Le droit de prêt
Annie Le Saux
L'Union européenne des bibliothécaires serait-elle déjà faite ? Du moins contre la proposition de directive européenne relative au droit de location et de prêt; où inquiétude et confusion, diversité et complexité résument la situation générale. Cette proposition provoque en effet, dans le secteur des bibliothèques, de vives réactions de désaccord, motivées par des craintes qui varient suivant les réglementations en vigueur dans chaque pays de la Communauté européenne. Un aperçu des différentes facettes du problème fut donné ce 26 octobre, à la Sorbonne, où des intervenants français, hollandais, anglais et allemands ont exposé la situation actuelle dans leurs pays réciproques et les modifications qu'apporterait la directive. La journée était organisée par la Fédération française de coopération entre bibliothèques et le Comité français de pilotage du Plan d'action en faveur des bibliothèques.
Divergences d'opinions
Deux objectifs, difficilement conciliables, président à l'élaboration de cette directive : d'une part la défense des intérêts des auteurs et ayants droit et d'autre part celle des usagers via les bibliothèques. La difficulté consiste à trouver un juste équilibre entre ces deux parties.
Les avis divergent. Certains - auteurs, éditeurs - ne voient dans le prêt de livres qu'une perte d'achats et donc un préjudice financier pour les ayants droit. Il est reconnu, notent, à l'inverse, les bibliothécaires hostiles à l'idée d'avoir à verser une rémunération aux auteurs à chaque fois qu'ils prêtent une de leurs oeuvres, que les emprunteurs sont aussi des acheteurs et que, sans les achats faits par les bibliothèques, la publication de certains ouvrages, notamment ceux réputés difficiles, ne serait même pas envisageable.
Divergences de situations
Les situations divergent. La directive aurait pour objectif d'harmoniser des pratiques fort différentes. En France, au Luxembourg et en Belgique, il n'y a pas, pour l'instant de droit de prêt, mais il existe, dans ces pays, un droit de reproduction, alors qu'en Italie et en Irlande ni le droit de prêt ni le droit de reproduction ne sont reconnus.
La situation est tout autre en Allemagne, au Danemark, au Royaume Uni et aux Pays-Bas, où le principe du droit de prêt fonctionne déjà, pour certaines catégories de documents, pour certains types d'établissements et selon des modalités différentes. En Allemagne, la rémunération n'est pas versée à l'auteur directement par les bibliothèques, mais par le Bund, les Landër, les communes, c'est-à-dire l'Etat, les régions, les départements. Toutes les bibliothèques sont concernées, y compris les bibliothèques de recherche.

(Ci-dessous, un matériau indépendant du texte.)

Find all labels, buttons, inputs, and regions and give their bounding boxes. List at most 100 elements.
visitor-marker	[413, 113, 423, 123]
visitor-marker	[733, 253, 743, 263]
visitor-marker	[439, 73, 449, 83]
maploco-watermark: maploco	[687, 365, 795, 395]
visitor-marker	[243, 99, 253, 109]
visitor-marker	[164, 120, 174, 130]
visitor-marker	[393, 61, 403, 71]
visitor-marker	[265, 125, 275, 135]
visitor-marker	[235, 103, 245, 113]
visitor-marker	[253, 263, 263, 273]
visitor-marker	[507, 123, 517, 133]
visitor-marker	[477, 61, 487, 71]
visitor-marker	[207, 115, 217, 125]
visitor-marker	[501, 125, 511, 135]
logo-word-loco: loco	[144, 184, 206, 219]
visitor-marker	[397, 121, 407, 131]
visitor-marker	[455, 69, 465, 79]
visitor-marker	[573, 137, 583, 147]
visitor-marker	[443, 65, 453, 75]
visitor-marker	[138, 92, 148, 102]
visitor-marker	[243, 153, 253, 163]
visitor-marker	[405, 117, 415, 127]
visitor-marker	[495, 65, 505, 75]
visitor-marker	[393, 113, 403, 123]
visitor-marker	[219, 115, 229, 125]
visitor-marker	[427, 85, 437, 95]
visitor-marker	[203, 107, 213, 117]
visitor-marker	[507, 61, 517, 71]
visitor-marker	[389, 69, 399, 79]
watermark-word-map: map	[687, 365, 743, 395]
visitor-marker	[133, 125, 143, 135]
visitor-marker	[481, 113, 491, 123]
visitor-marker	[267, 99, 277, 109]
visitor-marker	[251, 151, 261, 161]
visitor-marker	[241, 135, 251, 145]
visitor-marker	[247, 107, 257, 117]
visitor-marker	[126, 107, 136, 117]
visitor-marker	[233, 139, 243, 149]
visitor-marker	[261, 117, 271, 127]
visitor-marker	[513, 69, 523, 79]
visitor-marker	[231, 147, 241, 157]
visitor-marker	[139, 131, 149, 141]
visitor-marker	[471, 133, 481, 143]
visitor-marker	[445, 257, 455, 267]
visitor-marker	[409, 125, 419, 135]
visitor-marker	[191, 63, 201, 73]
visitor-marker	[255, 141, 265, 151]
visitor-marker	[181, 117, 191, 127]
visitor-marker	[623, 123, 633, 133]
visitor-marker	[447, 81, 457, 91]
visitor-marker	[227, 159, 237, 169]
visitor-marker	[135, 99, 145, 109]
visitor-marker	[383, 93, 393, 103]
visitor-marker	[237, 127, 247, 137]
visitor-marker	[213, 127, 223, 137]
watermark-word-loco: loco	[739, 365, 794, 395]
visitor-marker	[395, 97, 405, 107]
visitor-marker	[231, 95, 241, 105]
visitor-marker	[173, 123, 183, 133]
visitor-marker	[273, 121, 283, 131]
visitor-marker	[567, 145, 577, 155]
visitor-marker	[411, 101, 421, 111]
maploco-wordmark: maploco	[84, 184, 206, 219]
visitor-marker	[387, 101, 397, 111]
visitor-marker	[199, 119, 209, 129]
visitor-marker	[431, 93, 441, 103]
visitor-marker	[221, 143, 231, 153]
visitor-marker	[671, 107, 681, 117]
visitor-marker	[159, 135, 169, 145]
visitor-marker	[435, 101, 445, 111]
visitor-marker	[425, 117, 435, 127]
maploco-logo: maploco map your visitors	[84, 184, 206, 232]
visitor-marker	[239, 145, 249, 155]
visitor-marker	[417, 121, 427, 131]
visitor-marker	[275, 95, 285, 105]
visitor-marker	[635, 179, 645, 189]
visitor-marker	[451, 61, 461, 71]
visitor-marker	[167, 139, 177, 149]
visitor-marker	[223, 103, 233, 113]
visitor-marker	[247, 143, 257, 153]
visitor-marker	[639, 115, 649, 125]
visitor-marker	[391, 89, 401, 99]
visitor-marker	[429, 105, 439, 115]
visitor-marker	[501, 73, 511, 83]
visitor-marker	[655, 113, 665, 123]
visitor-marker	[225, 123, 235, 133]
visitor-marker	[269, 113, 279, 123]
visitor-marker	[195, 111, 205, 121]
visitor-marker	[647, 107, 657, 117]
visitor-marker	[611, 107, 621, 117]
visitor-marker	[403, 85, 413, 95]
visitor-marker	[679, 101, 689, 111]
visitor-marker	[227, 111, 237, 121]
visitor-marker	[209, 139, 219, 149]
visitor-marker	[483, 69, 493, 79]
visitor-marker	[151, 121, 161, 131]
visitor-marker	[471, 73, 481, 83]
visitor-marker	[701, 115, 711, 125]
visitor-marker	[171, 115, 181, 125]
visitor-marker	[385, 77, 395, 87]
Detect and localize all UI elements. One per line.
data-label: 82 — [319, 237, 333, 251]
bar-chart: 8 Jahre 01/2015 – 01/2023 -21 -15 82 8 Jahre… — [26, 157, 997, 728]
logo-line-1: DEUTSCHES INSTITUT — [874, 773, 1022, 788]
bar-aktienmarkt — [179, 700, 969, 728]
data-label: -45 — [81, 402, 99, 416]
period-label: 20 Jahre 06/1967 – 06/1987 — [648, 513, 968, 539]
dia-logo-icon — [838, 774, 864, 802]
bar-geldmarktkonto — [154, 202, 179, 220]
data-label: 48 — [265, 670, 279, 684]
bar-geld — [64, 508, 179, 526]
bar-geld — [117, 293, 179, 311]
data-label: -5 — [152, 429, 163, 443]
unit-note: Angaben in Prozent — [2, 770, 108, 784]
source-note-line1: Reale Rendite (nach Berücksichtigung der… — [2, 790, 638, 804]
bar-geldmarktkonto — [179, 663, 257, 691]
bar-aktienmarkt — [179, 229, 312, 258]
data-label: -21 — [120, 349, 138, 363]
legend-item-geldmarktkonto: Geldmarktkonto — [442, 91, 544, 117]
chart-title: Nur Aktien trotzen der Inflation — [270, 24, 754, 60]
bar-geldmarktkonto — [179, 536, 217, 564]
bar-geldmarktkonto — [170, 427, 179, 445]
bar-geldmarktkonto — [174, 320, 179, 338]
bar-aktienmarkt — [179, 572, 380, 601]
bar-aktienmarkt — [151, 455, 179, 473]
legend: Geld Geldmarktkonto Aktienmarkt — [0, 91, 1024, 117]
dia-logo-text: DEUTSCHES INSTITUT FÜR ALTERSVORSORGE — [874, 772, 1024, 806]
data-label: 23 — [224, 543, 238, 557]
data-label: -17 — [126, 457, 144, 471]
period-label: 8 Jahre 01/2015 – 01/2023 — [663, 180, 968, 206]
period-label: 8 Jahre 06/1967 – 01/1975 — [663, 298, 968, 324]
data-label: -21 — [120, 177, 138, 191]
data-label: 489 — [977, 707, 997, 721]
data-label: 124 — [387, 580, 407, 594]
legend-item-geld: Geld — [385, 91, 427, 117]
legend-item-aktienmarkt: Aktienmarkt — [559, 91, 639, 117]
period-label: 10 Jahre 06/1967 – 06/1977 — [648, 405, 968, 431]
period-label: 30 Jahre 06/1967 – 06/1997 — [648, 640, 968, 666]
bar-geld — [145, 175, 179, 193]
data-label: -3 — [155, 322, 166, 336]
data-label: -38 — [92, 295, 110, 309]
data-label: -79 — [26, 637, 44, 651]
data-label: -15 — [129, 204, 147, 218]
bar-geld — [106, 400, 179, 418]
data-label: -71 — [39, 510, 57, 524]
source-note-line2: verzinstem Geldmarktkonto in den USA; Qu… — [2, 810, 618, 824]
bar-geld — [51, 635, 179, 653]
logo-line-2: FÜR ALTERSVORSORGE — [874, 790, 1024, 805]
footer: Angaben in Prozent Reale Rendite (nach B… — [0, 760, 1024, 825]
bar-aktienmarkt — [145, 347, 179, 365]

Aux Pays-Bas, où le droit de prêt existe depuis une vingtaine d'années, les pouvoirs publics prennent en charge un tiers des rémunérations et les bibliothèques deux tiers. Seules les bibliothèques publiques sont concernées. De même au Royaume Uni, où le droit de prêt est financé par le Gouvernement et les autorités locales. Au Danemark, les bibliothèques de recherche sont exonérées de ce droit versé par le Gouvernement.
L'inquiétude de ces pays vient de la menace du droit exclusif de prêt, qui reconnaîtrait à l'auteur le droit d'interdire le prêt de son oeuvre. Cependant, une clause de la proposition de directive cherche à rassurer. Elle permettrait aux Etats membres qui le souhaiteraient de déroger à ce droit exclusif. Certains établissements, pour des motifs d'ordre culturel par exemple, obtiendraient une dérogation, mais, bien sûr, à condition de verser aux auteurs une rémunération au titre du prêt.
La position de la France
Les articles de la Directive concernant le droit de location provoquent moins de remous. La France, qui y est favorable, reconnaît au moins à la directive le mérite d'avoir clarifié la définition du prêt par rapport à la location, en introduisant, pour cette dernière, la notion d'avantage économique ou commercial direct ou indirect.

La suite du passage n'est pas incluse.